Multinationals ignore political friction to deepen China footprint

While Western capitals amplify narratives of economic decoupling, the ground reality in China suggests a different trajectory. From the China International Supply Chain Expo to the Summer Davos in Dalian, global corporate leaders are signaling that market access and supply chain integration remain their primary strategic priorities.

The scale of recent business gatherings in Beijing, Dalian, and Qingdao underscores a persistent appetite for the Chinese market. The China International Supply Chain Expo drew representatives from 85 countries, while the Qingdao Multinationals Summit hosted 357 corporations, including 105 Fortune Global 500 firms. These figures align with 2024 data showing over 70,000 new foreign-invested enterprises established in the country, a 19.1 percent increase over the previous year.

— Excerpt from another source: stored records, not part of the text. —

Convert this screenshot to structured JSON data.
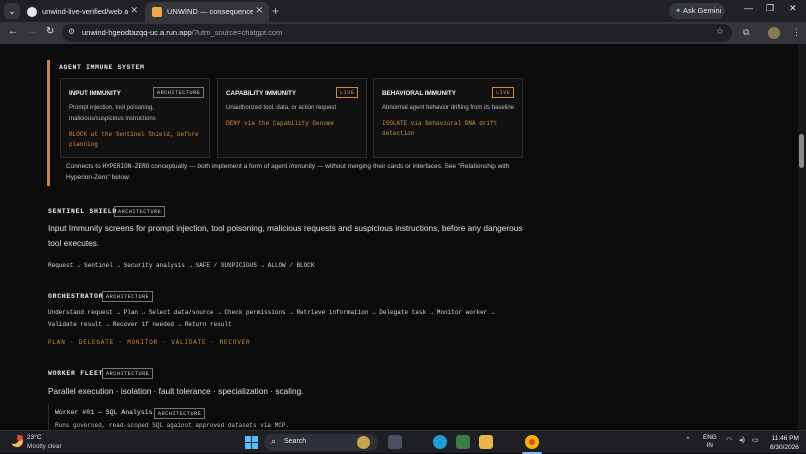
{
  "browser": {
    "tabs": [
      {
        "title": "unwind-live-verified/web at m..."
      },
      {
        "title": "UNWIND — consequence cle..."
      }
    ],
    "new_tab": "+",
    "ask_gemini": "Ask Gemini",
    "url_main": "unwind-hgeodtazqq-uc.a.run.app",
    "url_rest": "/?utm_source=chatgpt.com"
  },
  "immune": {
    "title": "AGENT IMMUNE SYSTEM",
    "cards": [
      {
        "title": "INPUT IMMUNITY",
        "badge": "ARCHITECTURE",
        "desc": "Prompt injection, tool poisoning, malicious/suspicious instructions",
        "action": "BLOCK at the Sentinel Shield, before planning"
      },
      {
        "title": "CAPABILITY IMMUNITY",
        "badge": "LIVE",
        "desc": "Unauthorized tool, data, or action request",
        "action": "DENY via the Capability Genome"
      },
      {
        "title": "BEHAVIORAL IMMUNITY",
        "badge": "LIVE",
        "desc": "Abnormal agent behavior drifting from its baseline",
        "action": "ISOLATE via Behavioral DNA drift detection"
      }
    ],
    "note_pre": "Connects to ",
    "note_code": "HYPERION-ZERO",
    "note_post": " conceptually — both implement a form of agent immunity — without merging their cards or interfaces. See \"Relationship with Hyperion-Zero\" below."
  },
  "sentinel": {
    "title": "SENTINEL SHIELD",
    "badge": "ARCHITECTURE",
    "lead": "Input Immunity screens for prompt injection, tool poisoning, malicious requests and suspicious instructions, before any dangerous tool executes.",
    "flow": "Request → Sentinel → Security analysis → SAFE / SUSPICIOUS → ALLOW / BLOCK"
  },
  "orchestrator": {
    "title": "ORCHESTRATOR",
    "badge": "ARCHITECTURE",
    "flow_line1": "Understand request → Plan → Select data/source → Check permissions → Retrieve information → Delegate task → Monitor worker →",
    "flow_line2": "Validate result → Recover if needed → Return result",
    "flow_orange": "PLAN · DELEGATE · MONITOR · VALIDATE · RECOVER"
  },
  "worker_fleet": {
    "title": "WORKER FLEET",
    "badge": "ARCHITECTURE",
    "lead": "Parallel execution · isolation · fault tolerance · specialization · scaling.",
    "worker_title": "Worker #01 — SQL Analysis",
    "worker_badge": "ARCHITECTURE",
    "worker_desc": "Runs governed, read-scoped SQL against approved datasets via MCP."
  },
  "taskbar": {
    "temp": "23°C",
    "weather": "Mostly clear",
    "search": "Search",
    "lang1": "ENG",
    "lang2": "IN",
    "time": "11:46 PM",
    "date": "8/30/2026",
    "badge_count": "1"
  },
  "colors": {
    "accent": "#d58a3a",
    "page_bg": "#0b0b0b",
    "card_border": "#2b2b2b"
  }
}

Beijing’s latest action plan to attract foreign investment directly targets institutional openness, offering fresh incentives for research and development centers, tax breaks for reinvested profits, and streamlined cross-border data transfers. This policy shift aims to solidify China’s position as a hub for finance, biotechnology, and advanced manufacturing. For European and American firms, the cost of replicating decades-old industrial networks by political decree remains prohibitively high.

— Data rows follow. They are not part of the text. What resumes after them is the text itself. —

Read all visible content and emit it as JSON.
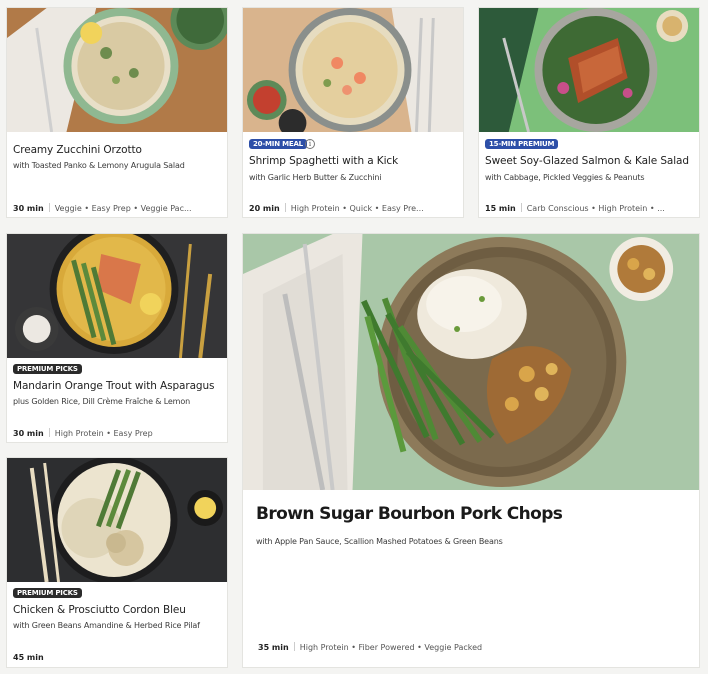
{
  "recipes": [
    {
      "title": "Creamy Zucchini Orzotto",
      "subtitle": "with Toasted Panko & Lemony Arugula Salad",
      "time": "30 min",
      "tags": "Veggie • Easy Prep • Veggie Pac..."
    },
    {
      "badge": "20-MIN MEAL",
      "title": "Shrimp Spaghetti with a Kick",
      "subtitle": "with Garlic Herb Butter & Zucchini",
      "time": "20 min",
      "tags": "High Protein • Quick • Easy Pre..."
    },
    {
      "badge": "15-MIN PREMIUM",
      "title": "Sweet Soy-Glazed Salmon & Kale Salad",
      "subtitle": "with Cabbage, Pickled Veggies & Peanuts",
      "time": "15 min",
      "tags": "Carb Conscious • High Protein • ..."
    },
    {
      "badge": "PREMIUM PICKS",
      "title": "Mandarin Orange Trout with Asparagus",
      "subtitle": "plus Golden Rice, Dill Crème Fraîche & Lemon",
      "time": "30 min",
      "tags": "High Protein • Easy Prep"
    },
    {
      "badge": "PREMIUM PICKS",
      "title": "Chicken & Prosciutto Cordon Bleu",
      "subtitle": "with Green Beans Amandine & Herbed Rice Pilaf",
      "time": "45 min",
      "tags": ""
    },
    {
      "title": "Brown Sugar Bourbon Pork Chops",
      "subtitle": "with Apple Pan Sauce, Scallion Mashed Potatoes & Green Beans",
      "time": "35 min",
      "tags": "High Protein • Fiber Powered • Veggie Packed"
    }
  ],
  "icons": {
    "info": "info-icon"
  },
  "colors": {
    "badge_dark": "#2b2b2b",
    "badge_blue": "#2d4fa8"
  }
}
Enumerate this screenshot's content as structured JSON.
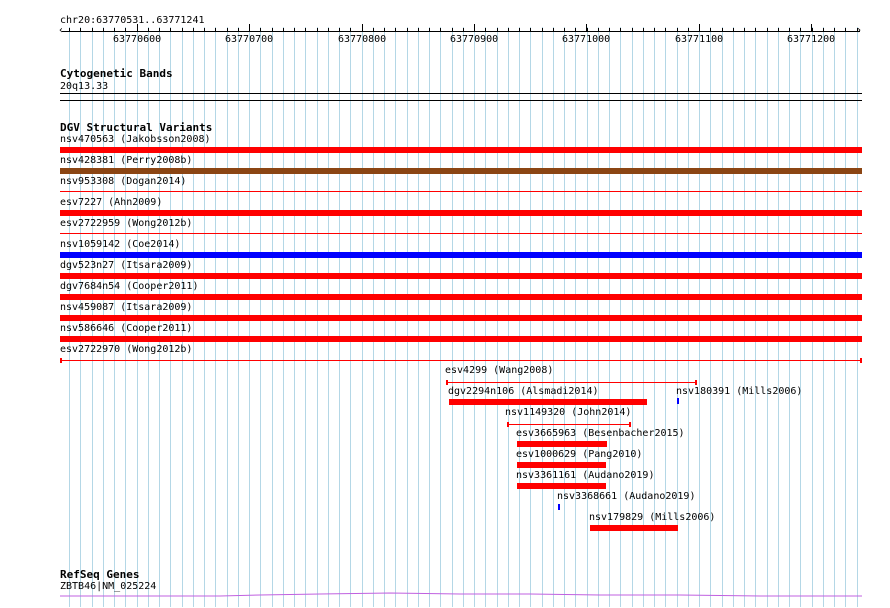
{
  "colors": {
    "grid_line": "#b4d7e6",
    "ruler": "#000000",
    "variant_red": "#ff0000",
    "variant_brown": "#8b4513",
    "variant_blue": "#0000ff",
    "gene_line": "#c060e0"
  },
  "ruler": {
    "label": "chr20:63770531..63771241",
    "ticks": [
      "63770600",
      "63770700",
      "63770800",
      "63770900",
      "63771000",
      "63771100",
      "63771200"
    ]
  },
  "cytoband": {
    "title": "Cytogenetic Bands",
    "band": "20q13.33"
  },
  "dgv": {
    "title": "DGV Structural Variants",
    "features": [
      {
        "label": "nsv470563 (Jakobsson2008)",
        "color": "red",
        "style": "thick"
      },
      {
        "label": "nsv428381 (Perry2008b)",
        "color": "brown",
        "style": "thick"
      },
      {
        "label": "nsv953308 (Dogan2014)",
        "color": "red",
        "style": "thin"
      },
      {
        "label": "esv7227 (Ahn2009)",
        "color": "red",
        "style": "thick"
      },
      {
        "label": "esv2722959 (Wong2012b)",
        "color": "red",
        "style": "thin"
      },
      {
        "label": "nsv1059142 (Coe2014)",
        "color": "blue",
        "style": "thick"
      },
      {
        "label": "dgv523n27 (Itsara2009)",
        "color": "red",
        "style": "thick"
      },
      {
        "label": "dgv7684n54 (Cooper2011)",
        "color": "red",
        "style": "thick"
      },
      {
        "label": "nsv459087 (Itsara2009)",
        "color": "red",
        "style": "thick"
      },
      {
        "label": "nsv586646 (Cooper2011)",
        "color": "red",
        "style": "thick"
      },
      {
        "label": "esv2722970 (Wong2012b)",
        "color": "red",
        "style": "bracket"
      },
      {
        "label": "esv4299 (Wang2008)",
        "color": "red",
        "style": "bracket"
      },
      {
        "label": "dgv2294n106 (Alsmadi2014)",
        "color": "red",
        "style": "thick"
      },
      {
        "label": "nsv180391 (Mills2006)",
        "color": "blue",
        "style": "tiny"
      },
      {
        "label": "nsv1149320 (John2014)",
        "color": "red",
        "style": "bracket"
      },
      {
        "label": "esv3665963 (Besenbacher2015)",
        "color": "red",
        "style": "thick"
      },
      {
        "label": "esv1000629 (Pang2010)",
        "color": "red",
        "style": "thick"
      },
      {
        "label": "nsv3361161 (Audano2019)",
        "color": "red",
        "style": "thick"
      },
      {
        "label": "nsv3368661 (Audano2019)",
        "color": "blue",
        "style": "tiny"
      },
      {
        "label": "nsv179829 (Mills2006)",
        "color": "red",
        "style": "thick"
      }
    ]
  },
  "refseq": {
    "title": "RefSeq Genes",
    "gene": "ZBTB46|NM_025224"
  }
}
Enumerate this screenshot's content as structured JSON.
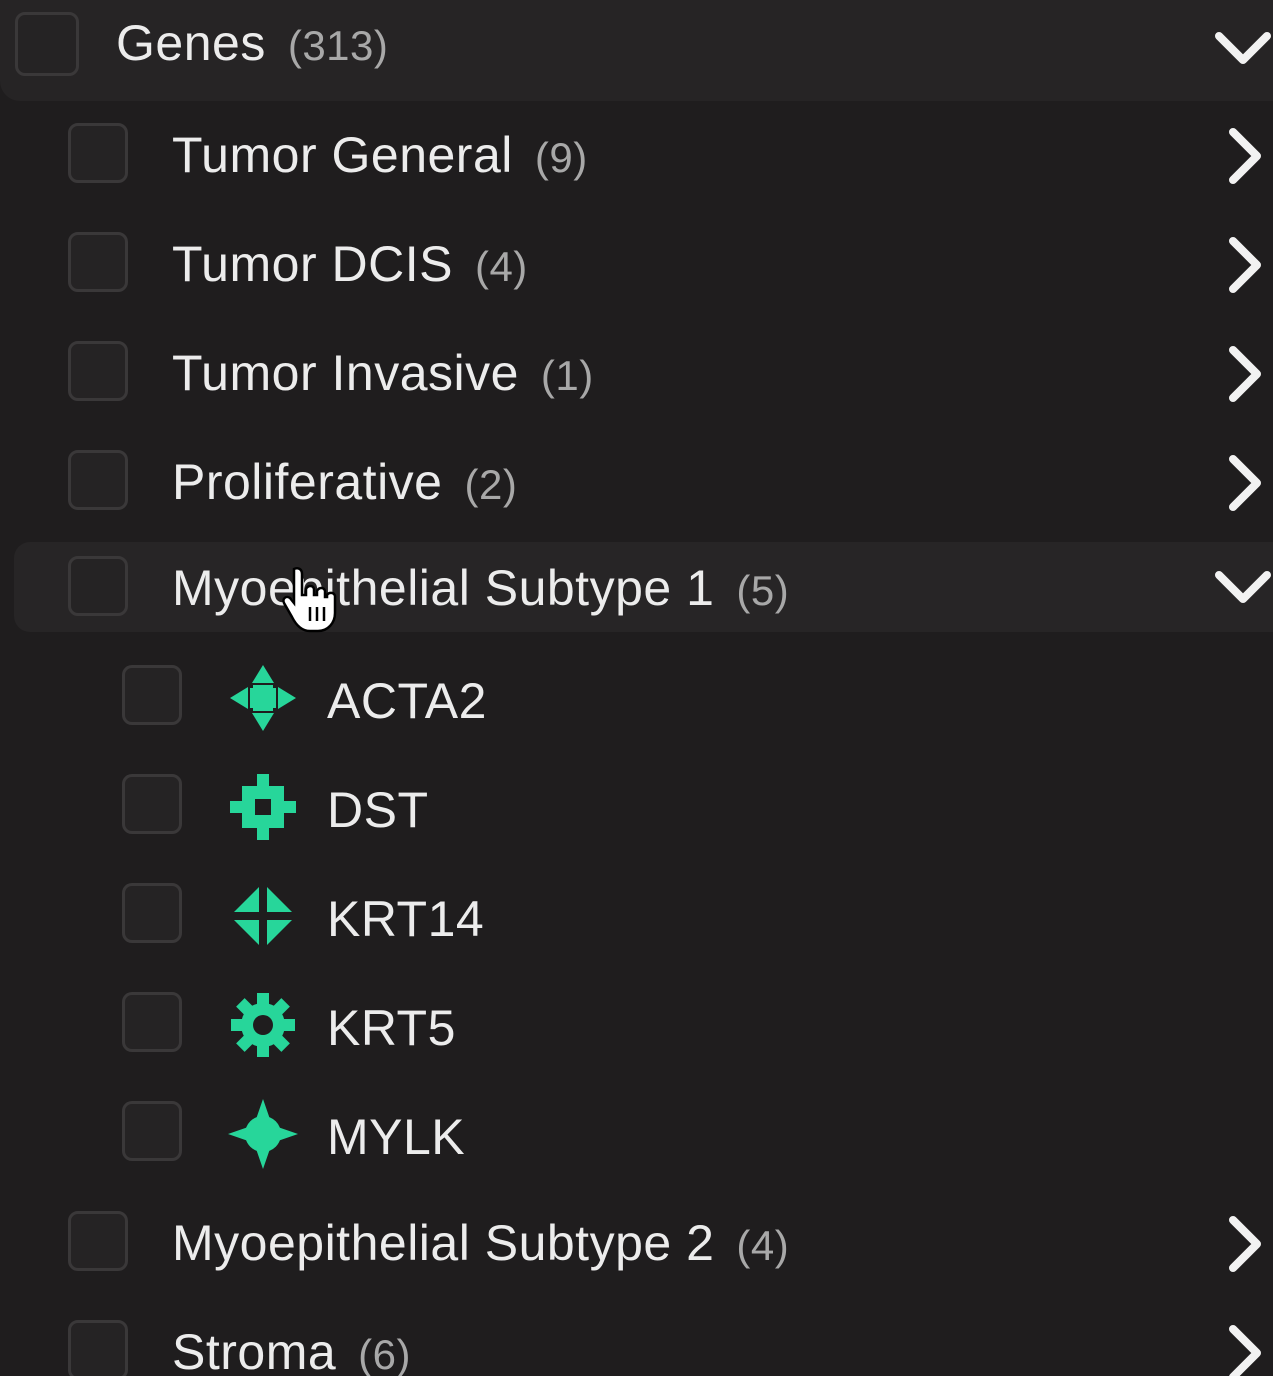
{
  "root": {
    "label": "Genes",
    "count": "(313)"
  },
  "groups": [
    {
      "label": "Tumor General",
      "count": "(9)"
    },
    {
      "label": "Tumor DCIS",
      "count": "(4)"
    },
    {
      "label": "Tumor Invasive",
      "count": "(1)"
    },
    {
      "label": "Proliferative",
      "count": "(2)"
    },
    {
      "label": "Myoepithelial Subtype 1",
      "count": "(5)"
    },
    {
      "label": "Myoepithelial Subtype 2",
      "count": "(4)"
    },
    {
      "label": "Stroma",
      "count": "(6)"
    }
  ],
  "genes": [
    {
      "label": "ACTA2",
      "icon": "four-arrows-marker-icon"
    },
    {
      "label": "DST",
      "icon": "square-cross-marker-icon"
    },
    {
      "label": "KRT14",
      "icon": "split-diamond-marker-icon"
    },
    {
      "label": "KRT5",
      "icon": "gear-marker-icon"
    },
    {
      "label": "MYLK",
      "icon": "four-point-star-marker-icon"
    }
  ],
  "colors": {
    "accent": "#27d69a",
    "background": "#1f1d1e"
  }
}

Despite ongoing debates in Brussels regarding restrictive trade measures, European businesses remain deeply embedded in China’s industrial ecosystem. Commerce Minister Wang Wentao’s upcoming visit to Brussels highlights the necessity of balancing political rhetoric with economic pragmatism. As global boardrooms prioritize growth and efficiency, the evidence suggests that for many multinational entities, the decision to maintain and expand operations in China has already been made.